Author: Steven J. Burton
Publisher: Aspen Publishers
Published: 1995
Total Pages: 206
ISBN-13:
DOWNLOAD EBOOKSteven Burton's AN INTRODUCTION TO LAW AND LEGAL REASONING, Second Edition continues to be an ideal learning tool for first-year law students in a variety of introductory courses including orientation programs, legal reasoning, lawyering skills, or first-year substantive courses. Written specifically for beginning law students, this concise paperback helps students gain an understanding of law and legal reasoning by emphasizing how they can use cases, rules, precedent, holding, and other elementary legal concepts to solve legal problems.

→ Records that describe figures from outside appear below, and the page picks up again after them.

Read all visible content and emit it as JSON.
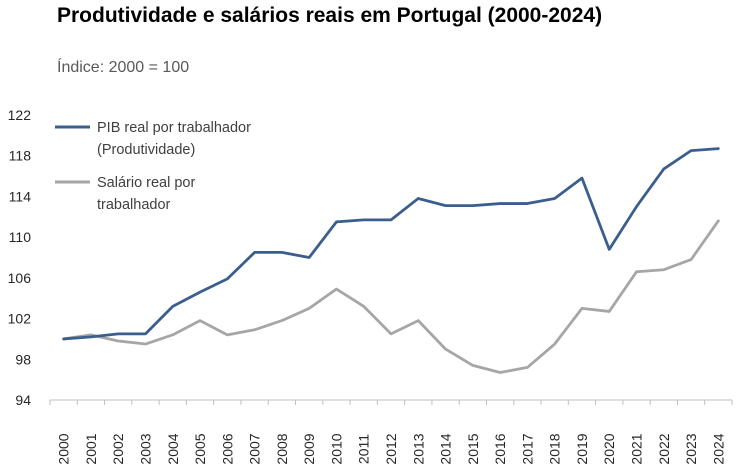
{
  "chart_data": {
    "type": "line",
    "title": "Produtividade e salários reais em Portugal (2000-2024)",
    "subtitle": "Índice: 2000 = 100",
    "xlabel": "",
    "ylabel": "",
    "ylim": [
      94,
      122
    ],
    "yticks": [
      "94",
      "98",
      "102",
      "106",
      "110",
      "114",
      "118",
      "122"
    ],
    "categories": [
      "2000",
      "2001",
      "2002",
      "2003",
      "2004",
      "2005",
      "2006",
      "2007",
      "2008",
      "2009",
      "2010",
      "2011",
      "2012",
      "2013",
      "2014",
      "2015",
      "2016",
      "2017",
      "2018",
      "2019",
      "2020",
      "2021",
      "2022",
      "2023",
      "2024"
    ],
    "legend_position": "top-left",
    "series": [
      {
        "name_line1": "PIB real por trabalhador",
        "name_line2": "(Produtividade)",
        "color": "#3B5E8C",
        "values": [
          100.0,
          100.2,
          100.5,
          100.5,
          103.2,
          104.6,
          105.9,
          108.5,
          108.5,
          108.0,
          111.5,
          111.7,
          111.7,
          113.8,
          113.1,
          113.1,
          113.3,
          113.3,
          113.8,
          115.8,
          108.8,
          113.0,
          116.7,
          118.5,
          118.7
        ]
      },
      {
        "name_line1": "Salário real por",
        "name_line2": "trabalhador",
        "color": "#A6A6A6",
        "values": [
          100.0,
          100.4,
          99.8,
          99.5,
          100.4,
          101.8,
          100.4,
          100.9,
          101.8,
          103.0,
          104.9,
          103.2,
          100.5,
          101.8,
          99.0,
          97.4,
          96.7,
          97.2,
          99.5,
          103.0,
          102.7,
          106.6,
          106.8,
          107.8,
          111.6
        ]
      }
    ]
  }
}
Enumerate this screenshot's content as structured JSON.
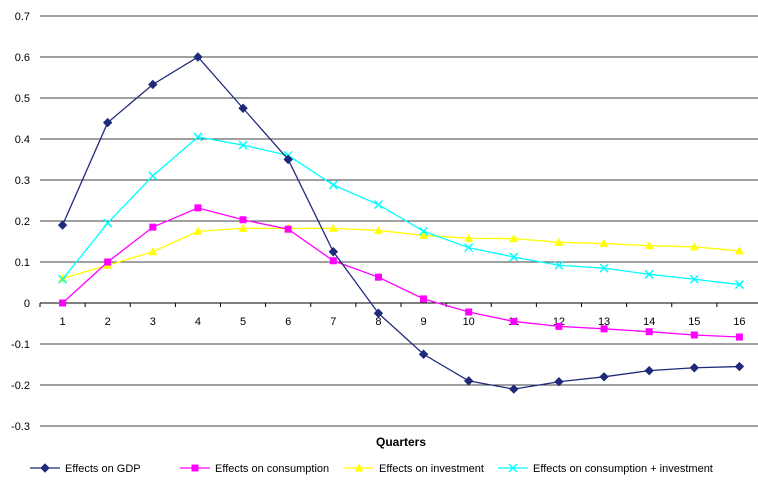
{
  "chart_data": {
    "type": "line",
    "title": "",
    "xlabel": "Quarters",
    "ylabel": "",
    "x": [
      1,
      2,
      3,
      4,
      5,
      6,
      7,
      8,
      9,
      10,
      11,
      12,
      13,
      14,
      15,
      16
    ],
    "ylim": [
      -0.3,
      0.7
    ],
    "yticks": [
      "0.7",
      "0.6",
      "0.5",
      "0.4",
      "0.3",
      "0.2",
      "0.1",
      "0",
      "-0.1",
      "-0.2",
      "-0.3"
    ],
    "grid": "horizontal",
    "legend_position": "bottom",
    "series": [
      {
        "name": "Effects on GDP",
        "color": "#1f2a7a",
        "marker": "diamond",
        "values": [
          0.19,
          0.44,
          0.533,
          0.6,
          0.475,
          0.35,
          0.125,
          -0.025,
          -0.125,
          -0.19,
          -0.21,
          -0.192,
          -0.18,
          -0.165,
          -0.158,
          -0.155
        ]
      },
      {
        "name": "Effects on consumption",
        "color": "#ff00ff",
        "marker": "square",
        "values": [
          0.0,
          0.1,
          0.185,
          0.232,
          0.203,
          0.18,
          0.103,
          0.063,
          0.01,
          -0.022,
          -0.045,
          -0.057,
          -0.063,
          -0.07,
          -0.078,
          -0.083
        ]
      },
      {
        "name": "Effects on investment",
        "color": "#ffff00",
        "marker": "triangle",
        "values": [
          0.06,
          0.092,
          0.125,
          0.175,
          0.182,
          0.182,
          0.182,
          0.177,
          0.165,
          0.158,
          0.157,
          0.148,
          0.145,
          0.14,
          0.137,
          0.127
        ]
      },
      {
        "name": "Effects on consumption + investment",
        "color": "#00ffff",
        "marker": "x",
        "values": [
          0.058,
          0.195,
          0.31,
          0.405,
          0.385,
          0.36,
          0.288,
          0.24,
          0.175,
          0.135,
          0.112,
          0.092,
          0.085,
          0.07,
          0.058,
          0.045
        ]
      }
    ]
  }
}
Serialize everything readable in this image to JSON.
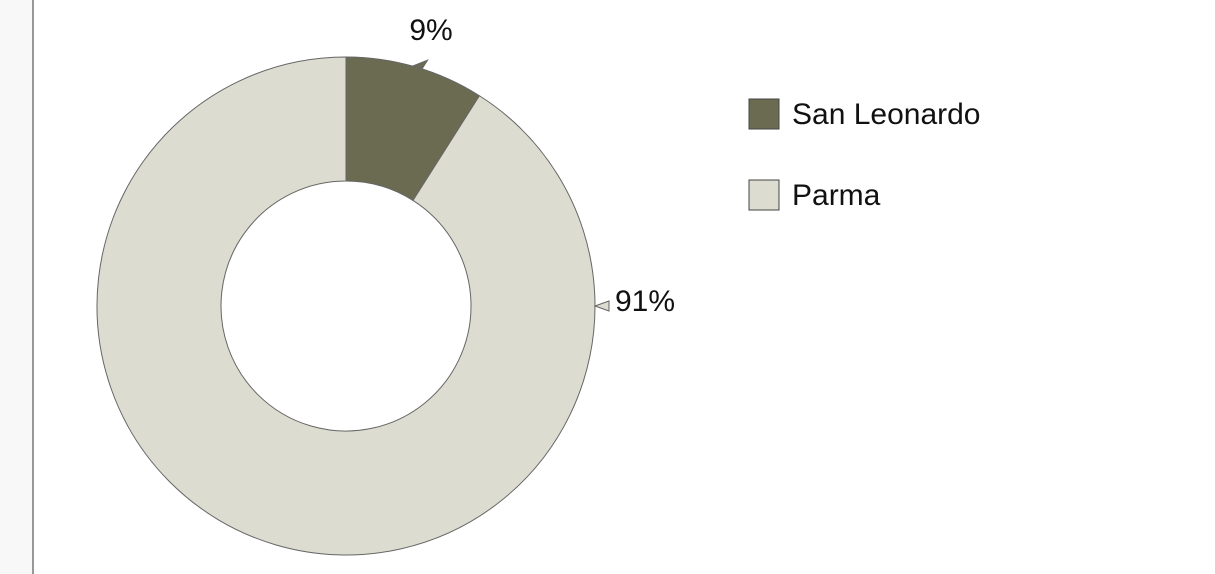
{
  "chart_data": {
    "type": "donut",
    "categories": [
      "San Leonardo",
      "Parma"
    ],
    "values": [
      9,
      91
    ],
    "value_labels": [
      "9%",
      "91%"
    ],
    "colors": [
      "#6b6b52",
      "#dcdcd0"
    ]
  }
}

Especially easy to use, The Second Edition: offers concise, lucid text gives more attention to competing, contemporary modes of analysis including Critical Legal Studies and philosophical critiques clearly delineates the structure of law as precedents, rules, principles, and policies introduces many new examples coherently organized in nine chapters, INTRODUCTION TO LAW AND LEGAL REASONING covers cases and rules, analogical and deductive legal reasoning, legal reasons and conventions, purposes, judges' and lawyers' perspectives, and legitimacy. short and affordable, this book is a good fit for orientation programs, introductory courses on legal reasoning or legal method, lawyering skills courses, or as a supplementary text in any first-year substantive course.